Besides, I'm not sure what you mean with a "DSDP"
project?
Cheers,
--
Martin Oberhuber
Wind River Systems, Inc.
Target Management Project Lead, DSDP PMC Member
http://www.eclipse.org/dsdp/tm
From: dsdp-dev-bounces@xxxxxxxxxxx
[mailto:dsdp-dev-bounces@xxxxxxxxxxx] On Behalf Of Jim Thomas
Sent: Tuesday, November 20, 2007 5:35 PM
To: dsdp-dev@xxxxxxxxxxx
Subject: [dsdp-dev] Single distribution tarball for Eclipse/CDT/DSDP/RSE
I
recently experimented with using Eclipse/CDT plus DSDP and RSE to cross-compile
and cross-debug from an x86 host running Fedora Core to an ARM9
embedded target.
It works
great, and I would like to consider using this combination in a production
environment.

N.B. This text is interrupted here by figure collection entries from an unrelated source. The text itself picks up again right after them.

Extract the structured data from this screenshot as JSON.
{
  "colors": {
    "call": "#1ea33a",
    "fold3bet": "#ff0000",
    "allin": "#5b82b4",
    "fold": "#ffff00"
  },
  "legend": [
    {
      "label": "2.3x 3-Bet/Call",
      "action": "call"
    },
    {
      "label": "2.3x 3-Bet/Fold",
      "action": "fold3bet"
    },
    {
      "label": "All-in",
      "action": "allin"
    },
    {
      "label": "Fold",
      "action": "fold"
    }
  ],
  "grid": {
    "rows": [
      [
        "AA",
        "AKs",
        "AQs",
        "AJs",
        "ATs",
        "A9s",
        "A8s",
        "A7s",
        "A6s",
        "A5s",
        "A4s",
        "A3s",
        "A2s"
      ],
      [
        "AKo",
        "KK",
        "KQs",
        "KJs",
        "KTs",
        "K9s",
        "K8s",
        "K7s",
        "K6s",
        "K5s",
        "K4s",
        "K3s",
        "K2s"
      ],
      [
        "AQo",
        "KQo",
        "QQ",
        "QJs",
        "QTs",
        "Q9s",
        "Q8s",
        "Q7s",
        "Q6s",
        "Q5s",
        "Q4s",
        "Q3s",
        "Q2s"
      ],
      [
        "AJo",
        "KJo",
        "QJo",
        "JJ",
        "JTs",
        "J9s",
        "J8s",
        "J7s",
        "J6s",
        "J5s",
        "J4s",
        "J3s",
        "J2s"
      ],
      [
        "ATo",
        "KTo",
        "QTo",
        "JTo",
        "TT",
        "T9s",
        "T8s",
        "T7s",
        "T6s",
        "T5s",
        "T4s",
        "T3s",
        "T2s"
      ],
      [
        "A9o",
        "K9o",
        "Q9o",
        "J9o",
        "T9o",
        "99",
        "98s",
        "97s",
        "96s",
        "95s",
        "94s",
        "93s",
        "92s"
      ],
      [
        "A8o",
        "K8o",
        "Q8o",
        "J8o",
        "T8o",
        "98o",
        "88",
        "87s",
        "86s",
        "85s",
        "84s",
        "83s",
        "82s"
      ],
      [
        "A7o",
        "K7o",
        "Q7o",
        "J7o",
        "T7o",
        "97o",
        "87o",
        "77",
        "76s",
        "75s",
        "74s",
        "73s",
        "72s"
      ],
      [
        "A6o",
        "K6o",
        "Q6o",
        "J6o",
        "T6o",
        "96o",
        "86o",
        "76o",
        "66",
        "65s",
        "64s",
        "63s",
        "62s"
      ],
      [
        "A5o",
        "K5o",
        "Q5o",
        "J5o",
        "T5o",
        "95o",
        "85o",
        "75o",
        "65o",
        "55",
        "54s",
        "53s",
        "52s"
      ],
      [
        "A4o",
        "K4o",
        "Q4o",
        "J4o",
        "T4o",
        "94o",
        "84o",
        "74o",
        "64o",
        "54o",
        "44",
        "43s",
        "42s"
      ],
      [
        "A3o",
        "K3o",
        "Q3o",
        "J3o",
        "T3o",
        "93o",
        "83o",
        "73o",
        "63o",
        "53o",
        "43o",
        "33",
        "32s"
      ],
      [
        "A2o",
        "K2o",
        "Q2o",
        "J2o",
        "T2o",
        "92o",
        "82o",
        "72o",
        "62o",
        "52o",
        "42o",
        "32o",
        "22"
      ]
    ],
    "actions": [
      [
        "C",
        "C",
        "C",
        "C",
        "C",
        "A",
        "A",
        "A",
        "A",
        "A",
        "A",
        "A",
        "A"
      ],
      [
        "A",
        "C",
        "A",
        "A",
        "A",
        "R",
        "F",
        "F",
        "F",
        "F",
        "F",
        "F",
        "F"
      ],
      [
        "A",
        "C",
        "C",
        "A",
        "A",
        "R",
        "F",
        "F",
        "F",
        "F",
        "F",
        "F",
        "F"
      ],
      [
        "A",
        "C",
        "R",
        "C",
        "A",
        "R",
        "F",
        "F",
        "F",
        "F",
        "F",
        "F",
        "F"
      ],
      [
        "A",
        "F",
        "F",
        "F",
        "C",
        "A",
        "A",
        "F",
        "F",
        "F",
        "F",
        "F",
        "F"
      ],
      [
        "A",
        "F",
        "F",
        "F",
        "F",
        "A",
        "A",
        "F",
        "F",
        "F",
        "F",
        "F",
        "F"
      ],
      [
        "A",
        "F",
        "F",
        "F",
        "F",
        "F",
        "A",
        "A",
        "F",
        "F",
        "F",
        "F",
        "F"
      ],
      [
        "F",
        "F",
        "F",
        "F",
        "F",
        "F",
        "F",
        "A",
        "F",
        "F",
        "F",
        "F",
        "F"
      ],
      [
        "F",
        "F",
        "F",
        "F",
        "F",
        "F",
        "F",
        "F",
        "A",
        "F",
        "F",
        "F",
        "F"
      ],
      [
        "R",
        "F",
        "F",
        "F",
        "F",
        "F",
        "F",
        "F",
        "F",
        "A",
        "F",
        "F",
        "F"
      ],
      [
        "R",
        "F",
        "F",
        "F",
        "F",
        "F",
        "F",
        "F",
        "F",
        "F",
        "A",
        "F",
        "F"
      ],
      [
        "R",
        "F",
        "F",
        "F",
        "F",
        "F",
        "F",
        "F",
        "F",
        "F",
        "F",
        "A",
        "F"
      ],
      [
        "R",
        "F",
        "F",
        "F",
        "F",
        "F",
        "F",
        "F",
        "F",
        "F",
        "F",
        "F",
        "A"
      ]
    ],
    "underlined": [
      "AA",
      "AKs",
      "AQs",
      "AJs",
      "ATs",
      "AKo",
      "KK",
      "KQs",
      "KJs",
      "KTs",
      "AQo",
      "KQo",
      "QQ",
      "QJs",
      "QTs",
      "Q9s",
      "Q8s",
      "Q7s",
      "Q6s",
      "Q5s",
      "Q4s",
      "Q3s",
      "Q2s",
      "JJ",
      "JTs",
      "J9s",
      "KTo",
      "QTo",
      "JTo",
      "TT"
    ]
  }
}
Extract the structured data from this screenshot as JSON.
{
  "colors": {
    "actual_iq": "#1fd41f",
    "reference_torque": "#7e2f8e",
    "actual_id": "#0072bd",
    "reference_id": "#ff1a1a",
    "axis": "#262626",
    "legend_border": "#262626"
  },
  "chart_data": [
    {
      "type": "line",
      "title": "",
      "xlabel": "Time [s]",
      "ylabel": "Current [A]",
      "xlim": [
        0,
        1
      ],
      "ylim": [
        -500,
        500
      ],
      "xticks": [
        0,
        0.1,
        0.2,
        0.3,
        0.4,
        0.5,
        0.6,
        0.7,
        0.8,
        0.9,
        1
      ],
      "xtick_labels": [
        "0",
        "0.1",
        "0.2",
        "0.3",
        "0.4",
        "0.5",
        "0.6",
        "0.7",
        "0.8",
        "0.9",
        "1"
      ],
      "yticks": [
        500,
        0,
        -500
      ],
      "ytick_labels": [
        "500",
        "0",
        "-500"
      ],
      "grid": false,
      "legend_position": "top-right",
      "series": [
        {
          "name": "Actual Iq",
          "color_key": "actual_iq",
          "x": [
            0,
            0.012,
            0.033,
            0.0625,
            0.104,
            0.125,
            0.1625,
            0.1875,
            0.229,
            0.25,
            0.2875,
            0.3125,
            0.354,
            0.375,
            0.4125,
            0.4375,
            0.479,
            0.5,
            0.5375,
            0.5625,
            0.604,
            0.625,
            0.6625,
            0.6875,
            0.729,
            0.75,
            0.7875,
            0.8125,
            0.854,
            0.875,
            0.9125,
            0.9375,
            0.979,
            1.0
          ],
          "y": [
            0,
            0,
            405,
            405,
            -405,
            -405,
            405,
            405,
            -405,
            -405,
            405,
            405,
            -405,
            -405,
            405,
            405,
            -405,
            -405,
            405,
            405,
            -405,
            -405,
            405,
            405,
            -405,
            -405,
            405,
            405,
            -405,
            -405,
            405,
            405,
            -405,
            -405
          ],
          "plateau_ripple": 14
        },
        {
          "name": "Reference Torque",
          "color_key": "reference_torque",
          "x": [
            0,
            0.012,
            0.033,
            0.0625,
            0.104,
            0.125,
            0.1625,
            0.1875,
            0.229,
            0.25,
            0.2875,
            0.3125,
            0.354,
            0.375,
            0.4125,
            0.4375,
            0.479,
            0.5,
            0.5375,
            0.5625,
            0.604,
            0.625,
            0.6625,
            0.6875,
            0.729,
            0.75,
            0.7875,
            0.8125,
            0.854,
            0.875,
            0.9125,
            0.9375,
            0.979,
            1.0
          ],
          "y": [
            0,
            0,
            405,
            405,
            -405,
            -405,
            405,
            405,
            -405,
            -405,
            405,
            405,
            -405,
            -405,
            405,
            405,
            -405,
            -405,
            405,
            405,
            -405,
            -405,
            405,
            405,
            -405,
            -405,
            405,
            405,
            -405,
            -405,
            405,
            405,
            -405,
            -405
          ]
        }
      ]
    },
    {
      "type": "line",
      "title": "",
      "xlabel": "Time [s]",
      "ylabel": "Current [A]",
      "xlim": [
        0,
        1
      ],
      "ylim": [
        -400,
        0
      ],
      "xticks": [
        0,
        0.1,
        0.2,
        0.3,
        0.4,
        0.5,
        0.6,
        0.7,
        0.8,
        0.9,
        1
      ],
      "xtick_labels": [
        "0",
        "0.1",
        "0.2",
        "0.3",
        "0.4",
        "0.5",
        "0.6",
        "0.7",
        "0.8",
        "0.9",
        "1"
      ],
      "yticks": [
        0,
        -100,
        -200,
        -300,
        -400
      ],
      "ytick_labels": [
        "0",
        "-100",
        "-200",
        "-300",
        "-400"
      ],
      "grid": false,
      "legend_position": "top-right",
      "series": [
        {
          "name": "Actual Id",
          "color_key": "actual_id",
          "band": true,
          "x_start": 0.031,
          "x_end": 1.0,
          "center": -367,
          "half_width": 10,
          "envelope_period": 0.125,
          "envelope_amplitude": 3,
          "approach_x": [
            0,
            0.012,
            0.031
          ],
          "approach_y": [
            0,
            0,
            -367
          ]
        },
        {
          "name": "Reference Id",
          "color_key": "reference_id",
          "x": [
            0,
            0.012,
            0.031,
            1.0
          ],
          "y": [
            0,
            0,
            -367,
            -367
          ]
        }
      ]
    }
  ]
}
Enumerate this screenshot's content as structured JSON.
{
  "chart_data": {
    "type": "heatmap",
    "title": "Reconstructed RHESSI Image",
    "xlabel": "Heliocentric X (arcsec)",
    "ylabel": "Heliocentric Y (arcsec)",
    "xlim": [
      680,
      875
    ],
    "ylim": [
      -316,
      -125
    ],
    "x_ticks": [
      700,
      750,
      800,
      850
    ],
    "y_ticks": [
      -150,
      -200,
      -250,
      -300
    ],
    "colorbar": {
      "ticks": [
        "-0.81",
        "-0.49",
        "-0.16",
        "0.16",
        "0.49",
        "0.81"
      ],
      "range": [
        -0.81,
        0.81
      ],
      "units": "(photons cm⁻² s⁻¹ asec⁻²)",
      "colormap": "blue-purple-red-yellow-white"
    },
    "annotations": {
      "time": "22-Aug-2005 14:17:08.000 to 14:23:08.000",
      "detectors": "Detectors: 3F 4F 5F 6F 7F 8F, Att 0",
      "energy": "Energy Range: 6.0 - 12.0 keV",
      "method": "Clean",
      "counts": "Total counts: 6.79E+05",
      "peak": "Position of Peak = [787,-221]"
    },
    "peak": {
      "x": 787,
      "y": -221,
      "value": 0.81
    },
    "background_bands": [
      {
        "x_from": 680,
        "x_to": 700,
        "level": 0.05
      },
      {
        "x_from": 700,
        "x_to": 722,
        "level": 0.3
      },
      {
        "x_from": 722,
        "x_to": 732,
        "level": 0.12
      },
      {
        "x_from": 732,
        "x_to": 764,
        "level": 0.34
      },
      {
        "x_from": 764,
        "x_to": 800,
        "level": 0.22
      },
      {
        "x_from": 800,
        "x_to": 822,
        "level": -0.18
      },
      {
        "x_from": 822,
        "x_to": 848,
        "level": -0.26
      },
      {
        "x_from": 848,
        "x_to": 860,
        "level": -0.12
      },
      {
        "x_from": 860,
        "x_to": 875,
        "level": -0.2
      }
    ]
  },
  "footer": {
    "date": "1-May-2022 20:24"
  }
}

But installing the several plugins from CVS and carrying the
plugins around as part of my project gives me pause.
Are there
plans to roll up official versions of Eclipse, CDT, DSDP, and RSE, and release
them as a single, convenient distribution, like Eclipse/CDT?
If I
could save that single distribution tarball and install it at will, with
guaranteed version integrity, Eclipse/CDT/DSDP/RSE is rather compelling.